Monday, May. 12, 1930

Bigger Air

On the average highway there is room for three motorcars. If drivers would scrap their cars and ride motorcycles instead, room would be made for at least three times as many vehicles.

Similarly with the ether highways of the radio world: the wave-bands assigned to different stations must be spaced across the radio spectrum to avoid overlapping, garbling of messages. Reducing the "width" of the wave-bands would make "more room" on the air.

That was the significance of an invention announced last week in London. If it lives up to its inventor's expectations, "room" may be made on the U. S. air for 3 1/3 times the present number of stations (631); on Britain's air, for three times the present number of stations (20). Long-wave stations must now be spaced at least ten kilocycles apart.
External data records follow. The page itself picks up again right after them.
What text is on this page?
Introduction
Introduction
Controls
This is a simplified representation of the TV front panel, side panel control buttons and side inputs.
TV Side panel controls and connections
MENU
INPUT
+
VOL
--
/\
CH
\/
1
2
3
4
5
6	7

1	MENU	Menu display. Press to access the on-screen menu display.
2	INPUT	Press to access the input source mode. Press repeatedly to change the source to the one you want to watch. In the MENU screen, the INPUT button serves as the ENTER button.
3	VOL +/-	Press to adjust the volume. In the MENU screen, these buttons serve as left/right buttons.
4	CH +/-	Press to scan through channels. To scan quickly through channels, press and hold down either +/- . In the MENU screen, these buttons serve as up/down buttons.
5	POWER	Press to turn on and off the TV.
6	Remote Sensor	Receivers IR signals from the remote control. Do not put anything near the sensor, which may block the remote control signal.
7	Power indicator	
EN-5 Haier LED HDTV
The inventor is Dr. James Robinson, onetime chief of wireless research for the Royal Air Force. He calls his device the stenode radiostat, which briefly means an instrument for binding within sharply defined limits.

Incoming impulses, though closely bordering those of another station (three kilocycles away) are sharply defined in the radiostat. All extraneous impulses are clipped off in a piezoelectric* crystal gate, which is the heart of the invention. Future developments for the invention within sight of Dr. Robinson: increasing cable capacities from 500 words per minute, their present rate, to 20,000 w.p.m.; tremendous expansion of trans-Atlantic telephone service.

Other radio news of last week: reports on the effect of solar eclipse.

Sir Oliver Heaviside and A. E. Kennelly formulated in 1902 their "radio roof" theory: that Earth is surrounded by a sac of ionized ether which acts as a reflector (or conductor) of radio signals. During daytime the sun's light pushes this layer closer to Earth, lessens efficiency of reception. At night the layer rises, reception reaches maximum efficiency.

Best means of testing the Kennelly-Heaviside theory is to experiment during a solar eclipse. This was done in the U. S. last fortnight.

One past student of the phenomenon is John Howard Dellinger, chief of the radio laboratory of the Bureau of Standards who last week made no observations but hoped that others would confirm his work. Chief among confirmers was Herbert Hoover Jr. who studied the effect in California, wrote a story about it for William Randolph Hearst. Substantiating the Kennelly-Heaviside theory, said he: "It was found . . . that radio conditions which ordinarily are associated with darkness became noticeable during ... the eclipse."

* Piezoelectricity (piezo, Greek to press), discovered by the Curies a half-century ago, is generated when pressure is applied to a pyroelectric crystal (one in which a temperature change produces a state of electric polarity). In the piezo effect the amount of electricity freed is proportional to the pressure applied. First pyroclectric crystal discovered: tourmaline.